We’re firmly still in Neutral Mode, so no changes to our two exchange-traded funds at a 15% allocation to each.
Again, only if you are just joining the Weiss Intelligence Portfolio, I recommend you allocate 15% of your total portfolio allocation to each at market prices:
To recap our portfolio structure:
- 60% in 20 stocks at all times, with a 3% allocation to each.
- 30% split evenly between two ETFs. These will be dependent on our Timing Model, which is currently Neutral.
- 10% in cash.
Brief Portfolio Updates
We’re up around 12% on Arista Networks (ANET) after the company reported stellar earnings earlier this week on Oct. 30. EPS came in at $1.83 per share and revenue came in at $1.51 billion, representing 16% and 2.3% uprise surprises, respectively.
Last Friday, Kinsale Capital (KNSL) reported weaker-than-expected earnings, and shares were down around 22%. This week, shares have rebounded around 4% and are holding for now. As an investor, you never want to overreact, and it’s still highly ranked in our system despite the weaker earnings. I am closely monitoring it. But for the time being, it still makes sense to hold.

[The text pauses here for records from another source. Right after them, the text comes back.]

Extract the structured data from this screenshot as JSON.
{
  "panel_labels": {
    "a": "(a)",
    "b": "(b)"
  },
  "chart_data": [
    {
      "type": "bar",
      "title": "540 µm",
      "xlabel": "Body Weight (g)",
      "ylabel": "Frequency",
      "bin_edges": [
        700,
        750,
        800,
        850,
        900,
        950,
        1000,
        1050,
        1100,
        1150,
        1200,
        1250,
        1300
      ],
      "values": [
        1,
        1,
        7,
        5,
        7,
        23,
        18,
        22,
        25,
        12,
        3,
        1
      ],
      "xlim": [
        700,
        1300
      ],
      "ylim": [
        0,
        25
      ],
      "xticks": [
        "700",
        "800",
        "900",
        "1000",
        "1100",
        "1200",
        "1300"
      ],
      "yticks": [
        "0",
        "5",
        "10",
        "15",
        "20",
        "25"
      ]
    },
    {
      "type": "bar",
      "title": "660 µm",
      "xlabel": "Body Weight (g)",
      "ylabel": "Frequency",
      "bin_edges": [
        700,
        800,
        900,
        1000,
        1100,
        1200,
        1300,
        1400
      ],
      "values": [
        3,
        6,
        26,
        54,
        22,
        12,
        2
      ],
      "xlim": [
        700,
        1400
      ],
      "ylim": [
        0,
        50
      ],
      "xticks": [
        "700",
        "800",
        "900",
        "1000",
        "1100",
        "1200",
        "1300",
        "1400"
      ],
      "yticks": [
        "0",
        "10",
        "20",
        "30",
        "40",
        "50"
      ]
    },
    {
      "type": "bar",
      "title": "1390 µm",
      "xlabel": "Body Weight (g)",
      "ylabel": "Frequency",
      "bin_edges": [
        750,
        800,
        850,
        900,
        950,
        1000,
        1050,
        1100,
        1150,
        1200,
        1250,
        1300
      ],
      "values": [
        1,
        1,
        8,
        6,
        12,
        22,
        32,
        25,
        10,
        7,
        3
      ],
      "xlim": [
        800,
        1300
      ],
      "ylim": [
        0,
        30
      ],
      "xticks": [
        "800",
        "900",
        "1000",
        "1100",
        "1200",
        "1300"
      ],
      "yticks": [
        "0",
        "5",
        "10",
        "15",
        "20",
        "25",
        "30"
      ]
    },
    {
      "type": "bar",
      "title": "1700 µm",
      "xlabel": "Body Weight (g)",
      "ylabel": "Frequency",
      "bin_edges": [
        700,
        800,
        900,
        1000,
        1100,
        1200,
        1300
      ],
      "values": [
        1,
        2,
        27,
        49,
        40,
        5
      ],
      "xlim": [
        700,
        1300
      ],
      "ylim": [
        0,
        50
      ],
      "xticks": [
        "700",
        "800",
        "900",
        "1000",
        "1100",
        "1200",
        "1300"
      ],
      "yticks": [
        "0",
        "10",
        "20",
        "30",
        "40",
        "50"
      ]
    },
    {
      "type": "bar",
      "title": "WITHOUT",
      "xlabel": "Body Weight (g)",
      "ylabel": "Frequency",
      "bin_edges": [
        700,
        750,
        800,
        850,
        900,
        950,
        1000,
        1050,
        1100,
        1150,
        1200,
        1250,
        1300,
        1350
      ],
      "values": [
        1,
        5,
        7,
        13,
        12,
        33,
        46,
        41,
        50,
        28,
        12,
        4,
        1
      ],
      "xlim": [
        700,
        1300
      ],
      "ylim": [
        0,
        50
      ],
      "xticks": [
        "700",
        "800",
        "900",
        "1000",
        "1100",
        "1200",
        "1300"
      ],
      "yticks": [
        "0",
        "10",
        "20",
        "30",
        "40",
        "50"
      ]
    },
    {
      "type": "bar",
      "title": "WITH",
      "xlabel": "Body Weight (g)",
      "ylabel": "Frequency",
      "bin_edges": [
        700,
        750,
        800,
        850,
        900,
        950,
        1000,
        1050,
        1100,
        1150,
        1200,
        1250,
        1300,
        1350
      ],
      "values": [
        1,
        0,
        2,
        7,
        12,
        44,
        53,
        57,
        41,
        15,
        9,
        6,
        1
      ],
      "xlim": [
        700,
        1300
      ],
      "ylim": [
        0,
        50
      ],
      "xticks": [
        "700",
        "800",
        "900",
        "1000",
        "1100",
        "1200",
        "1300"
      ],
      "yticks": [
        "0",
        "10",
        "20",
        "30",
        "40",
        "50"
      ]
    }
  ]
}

Given the broad market rally this week and continued rally today, our two inverse ETFs are consequently both down, and this is ultimately a good thing in the grand scheme of things.
Remember, we own them to act as stabilizers. It’s like a big yacht driving in rough ocean seas … sure, the boat is stable given its size, but it still has stabilizers to help keep it balanced, and that is the purpose of our inverse ETFs. Until our Timing Model changes, we’re holding them.